As Market Crumbs wrote last week, it's becoming easier for retail investors to invest. Retail investors have piled into the most overvalued stocks as of late with many now already well underwater. The good news for those who are looking for the stock market to bounce back is CNBC aired its Markets in Turmoil special last night, which has historically proven to be an ideal time to invest.
Intuit is opening its wallet. Intuit, the company behind popular tax service TurboTax, is paying $7.1 billion in cash and stock for personal finance startup Credit Karma. The acquisition of Credit Karma, which boasts 100 million users and more than $1 billion in revenue, is the largest in Intuit's history. "By joining forces with Credit Karma, we can create a personalized financial assistant that will help consumers find the right financial products, put more money in their pockets and provide insights and advice, enabling them to buy the home they’ve always dreamed about, pay for education and take the vacation they’ve always wanted," said Intuit CEO Sasan Goodarzi.

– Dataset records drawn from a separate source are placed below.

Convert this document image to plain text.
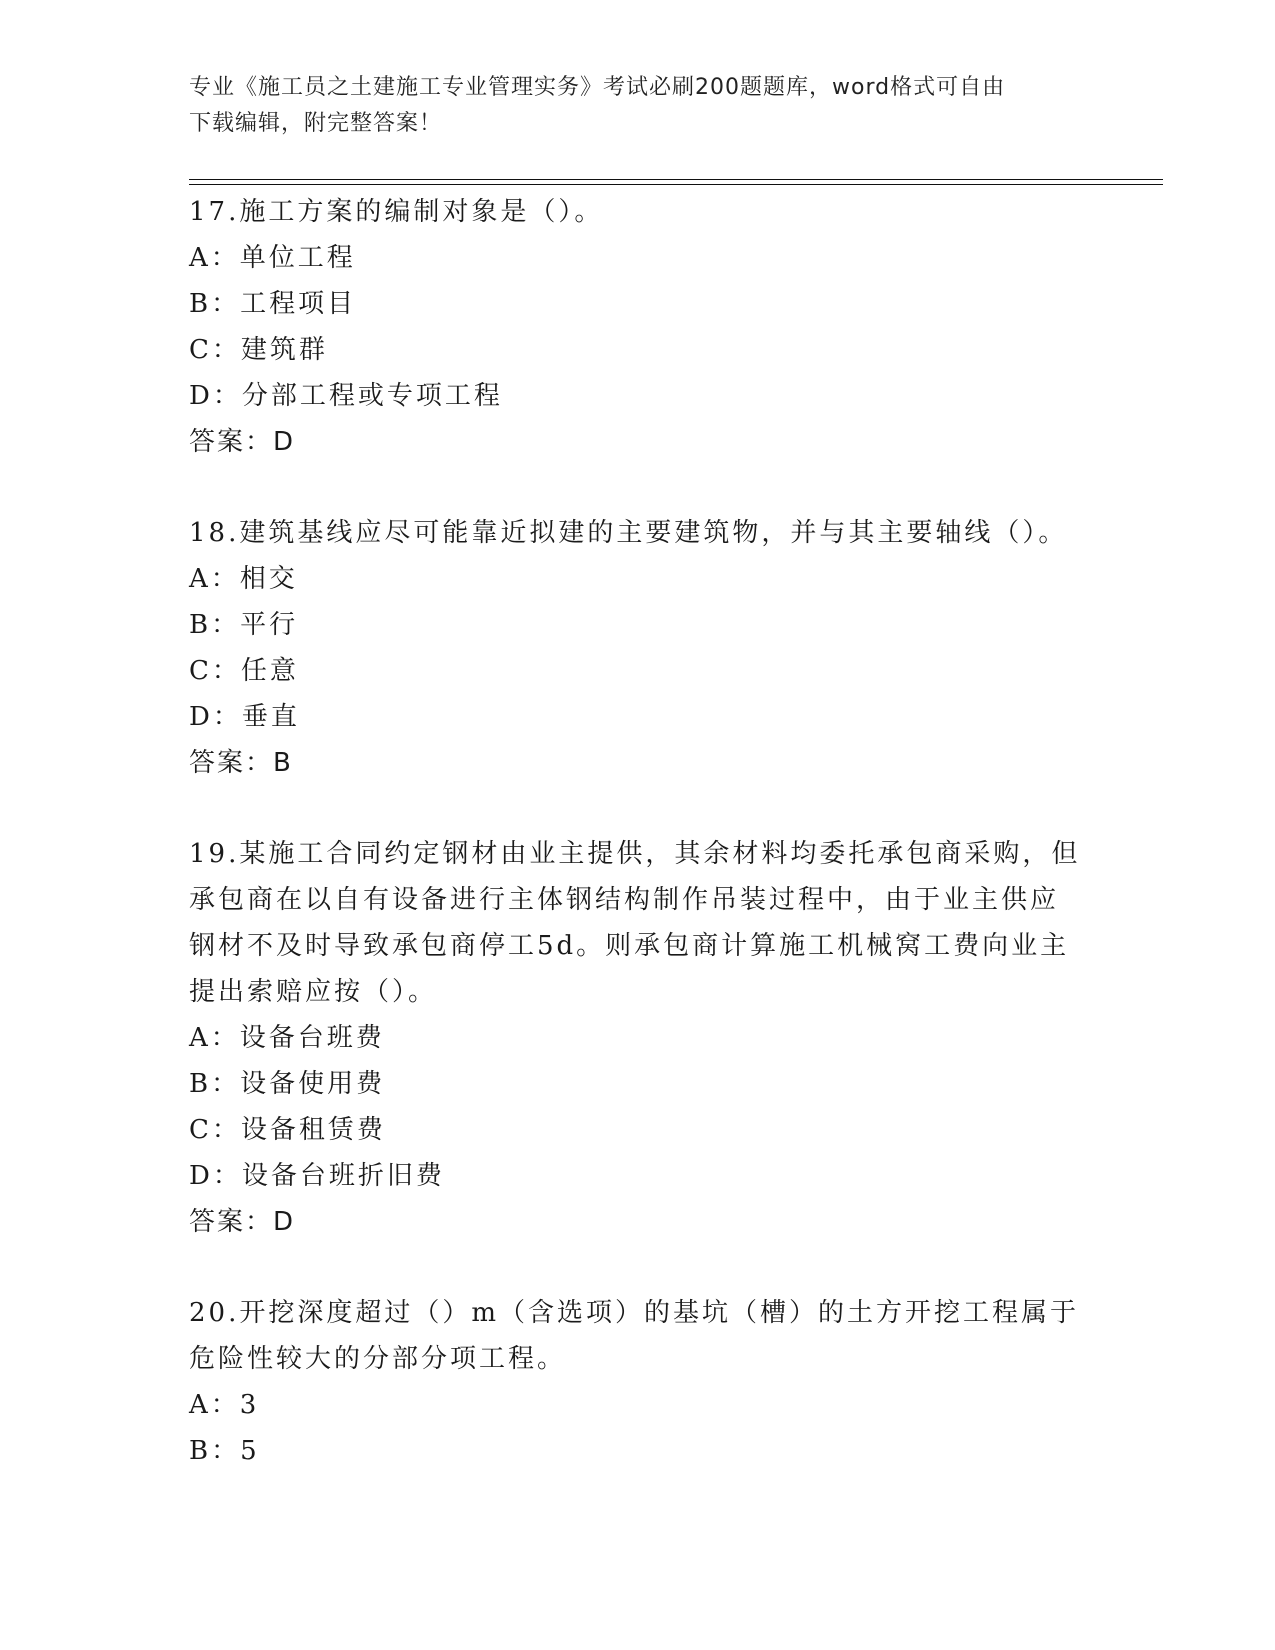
专业《施工员之土建施工专业管理实务》考试必刷200题题库，word格式可自由
下载编辑，附完整答案！
17.施工方案的编制对象是（）。
A：单位工程
B：工程项目
C：建筑群
D：分部工程或专项工程
答案：D
18.建筑基线应尽可能靠近拟建的主要建筑物，并与其主要轴线（）。
A：相交
B：平行
C：任意
D：垂直
答案：B
19.某施工合同约定钢材由业主提供，其余材料均委托承包商采购，但
承包商在以自有设备进行主体钢结构制作吊装过程中，由于业主供应
钢材不及时导致承包商停工5d。则承包商计算施工机械窝工费向业主
提出索赔应按（）。
A：设备台班费
B：设备使用费
C：设备租赁费
D：设备台班折旧费
答案：D
20.开挖深度超过（）m（含选项）的基坑（槽）的土方开挖工程属于
危险性较大的分部分项工程。
A：3
B：5
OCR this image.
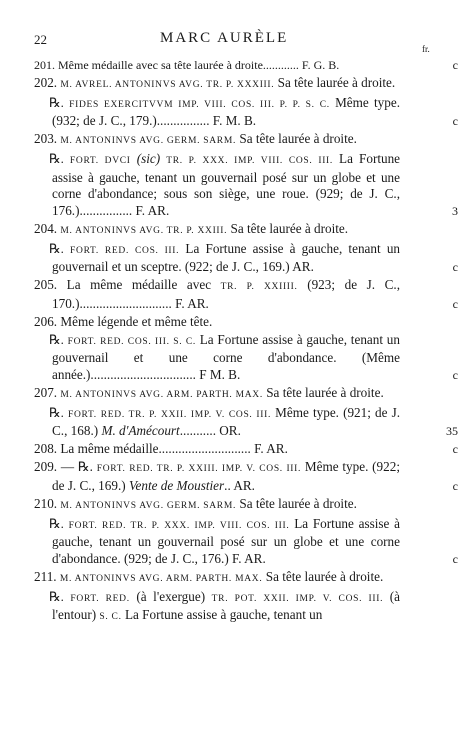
22	MARC AURÈLE
fr.
201. Même médaille avec sa tête laurée à droite............ F. G. B.	c
202. M. AVREL. ANTONINVS AVG. TR. P. XXXIII. Sa tête laurée à droite.
℞. FIDES EXERCITVVM IMP. VIII. COS. III. P. P. S. C. Même type. (932; de J. C., 179.)................ F. M. B.	c
203. M. ANTONINVS AVG. GERM. SARM. Sa tête laurée à droite.
℞. FORT. DVCI (sic) TR. P. XXX. IMP. VIII. COS. III. La Fortune assise à gauche, tenant un gouvernail posé sur un globe et une corne d'abondance; sous son siège, une roue. (929; de J. C., 176.)................ F. AR.	3
204. M. ANTONINVS AVG. TR. P. XXIII. Sa tête laurée à droite.
℞. FORT. RED. COS. III. La Fortune assise à gauche, tenant un gouvernail et un sceptre. (922; de J. C., 169.) AR.	c
205. La même médaille avec TR. P. XXIIII. (923; de J. C., 170.)............................ F. AR.	c
206. Même légende et même tête.
℞. FORT. RED. COS. III. S. C. La Fortune assise à gauche, tenant un gouvernail et une corne d'abondance. (Même année.)................................ F M. B.	c
207. M. ANTONINVS AVG. ARM. PARTH. MAX. Sa tête laurée à droite.
℞. FORT. RED. TR. P. XXII. IMP. V. COS. III. Même type. (921; de J. C., 168.) M. d'Amécourt........... OR.	35
208. La même médaille............................ F. AR.	c
209. — ℞. FORT. RED. TR. P. XXIII. IMP. V. COS. III. Même type. (922; de J. C., 169.) Vente de Moustier.. AR.	c
210. M. ANTONINVS AVG. GERM. SARM. Sa tête laurée à droite.
℞. FORT. RED. TR. P. XXX. IMP. VIII. COS. III. La Fortune assise à gauche, tenant un gouvernail posé sur un globe et une corne d'abondance. (929; de J. C., 176.) F. AR.	c
211. M. ANTONINVS AVG. ARM. PARTH. MAX. Sa tête laurée à droite.
℞. FORT. RED. (à l'exergue) TR. POT. XXII. IMP. V. COS. III. (à l'entour) S. C. La Fortune assise à gauche, tenant un
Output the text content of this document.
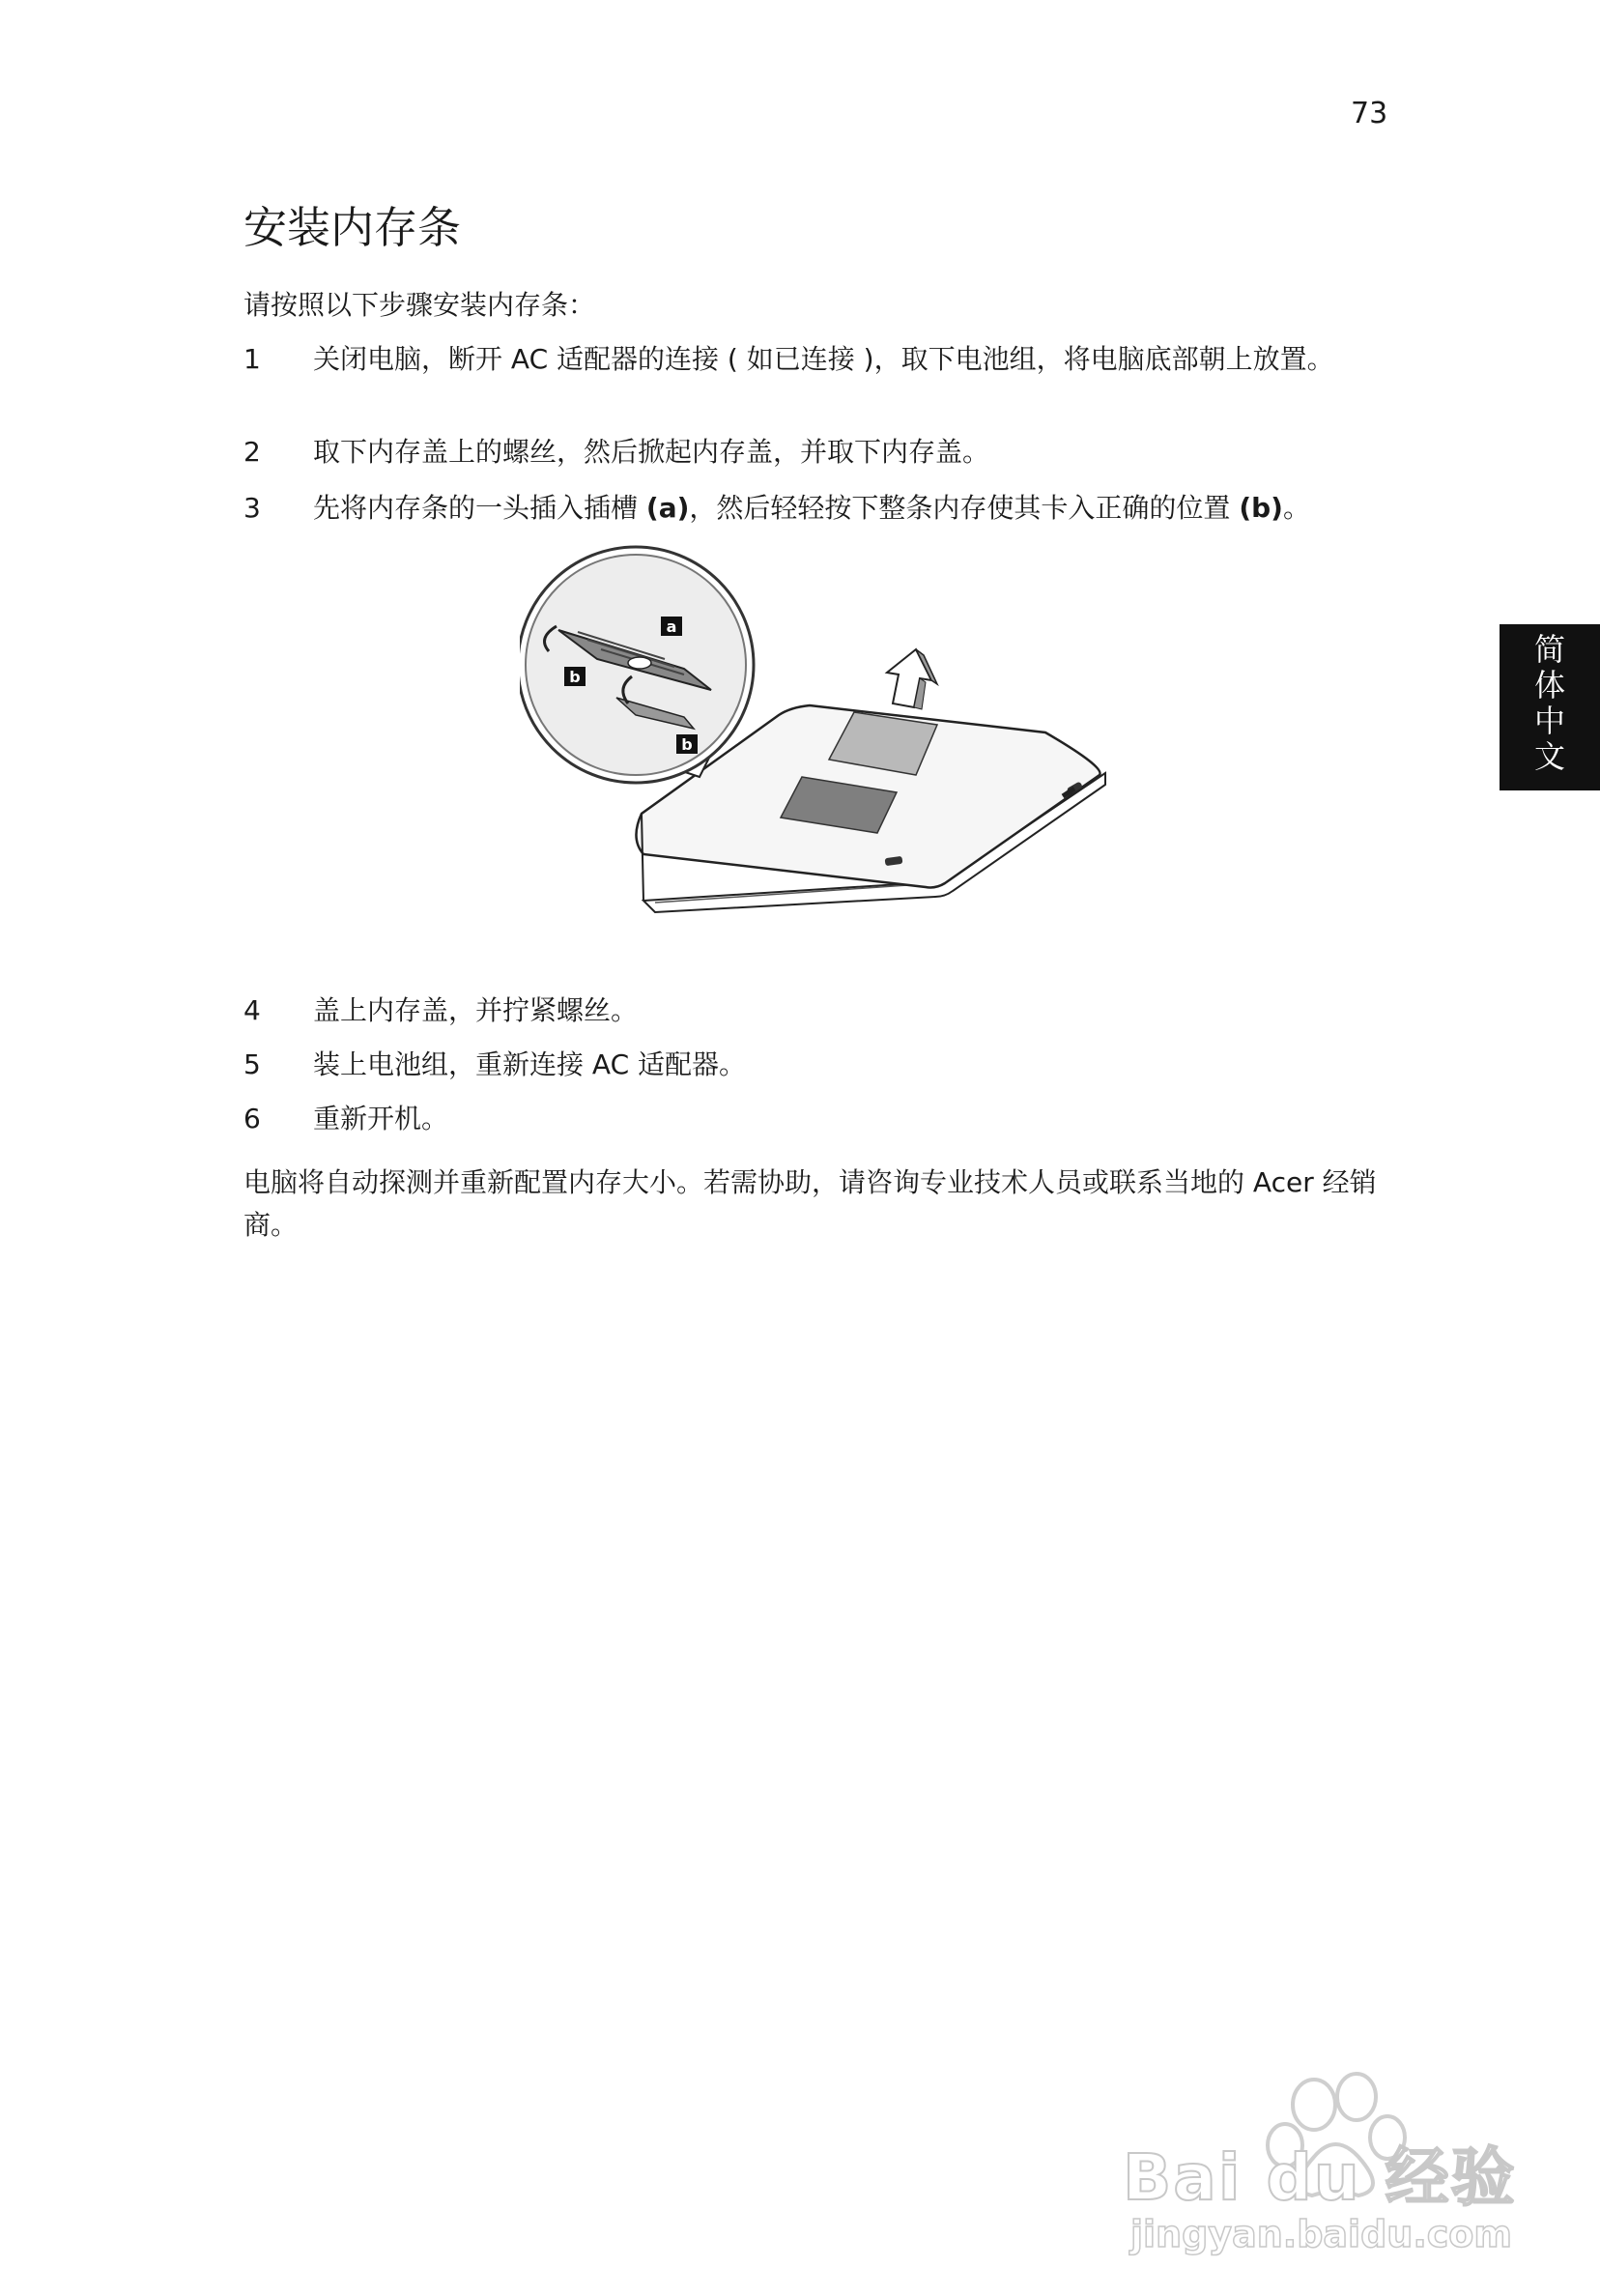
73
安装内存条
请按照以下步骤安装内存条：
1	关闭电脑，断开 AC 适配器的连接 ( 如已连接 )，取下电池组，将电脑底部朝上放置。
2	取下内存盖上的螺丝，然后掀起内存盖，并取下内存盖。
3	先将内存条的一头插入插槽 (a)，然后轻轻按下整条内存使其卡入正确的位置 (b)。
a
b
b
4	盖上内存盖，并拧紧螺丝。
5	装上电池组，重新连接 AC 适配器。
6	重新开机。
电脑将自动探测并重新配置内存大小。若需协助，请咨询专业技术人员或联系当地的 Acer 经销商。
简
体
中
文
Bai du 经验
jingyan.baidu.com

Buying their way into China. PepsiCo is acquiring Chinese snack company Be & Cheery, which sells snacks on various Chinese e-commerce websites, for $705 million. PepsiCo said the acquisition will help the company achieve its goal of becoming China's top food and beverage company. "Be & Cheery adds direct-to-consumer capability, positioning us to capitalize on continued growth in e-commerce, and a local brand that is able to stretch across a broad portfolio of products, through both online and offline channels," Ram Krishnan, CEO of PepsiCo Greater China, said.
More fake meat coming to market. Cargill, the largest privately held corporation in the United States, is entering the market for plant-based meat to take on Beyond Meat and Impossible Foods. Cargill's private label plant-based patties and ground products will hit shelves and restaurants in April. "We've created some of the best tasting products available in the plant-based category today," said Elizabeth Gutschenritter, managing director of Cargill's alternative protein team. "We've combined our deep knowledge of plant proteins with our expertise in R&D, product development and production to deliver products consumers will love."
At least they'll pay you. User data has become so vital to Facebook that the company is now willing to pay people for it. Through their new market research app, Viewpoints, Facebook will pay users to upload a recording of their voice to train their speech recognition system. A user can earn $5 by logging into the app, saying "Hey Portal" and saying the name of ten friends five times. "Participants record phrases within the app, which helps us improve name pronunciation recognition in our products to better serve the people that use them," said a Facebook spokesperson.
Libra has a new partner. Facebook's cryptocurrency project Libra, which lost backers such as Visa, Mastercard and PayPal last year, announced Shopify is joining the Libra Association. As part of the membership, Shopify will contribute $10 million and operate a node that processes transactions for the Libra cryptocurrency. "As a member of the Libra Association, we will work collectively to build a payment network that makes money easier to access and supports merchants and consumers everywhere," Shopify said.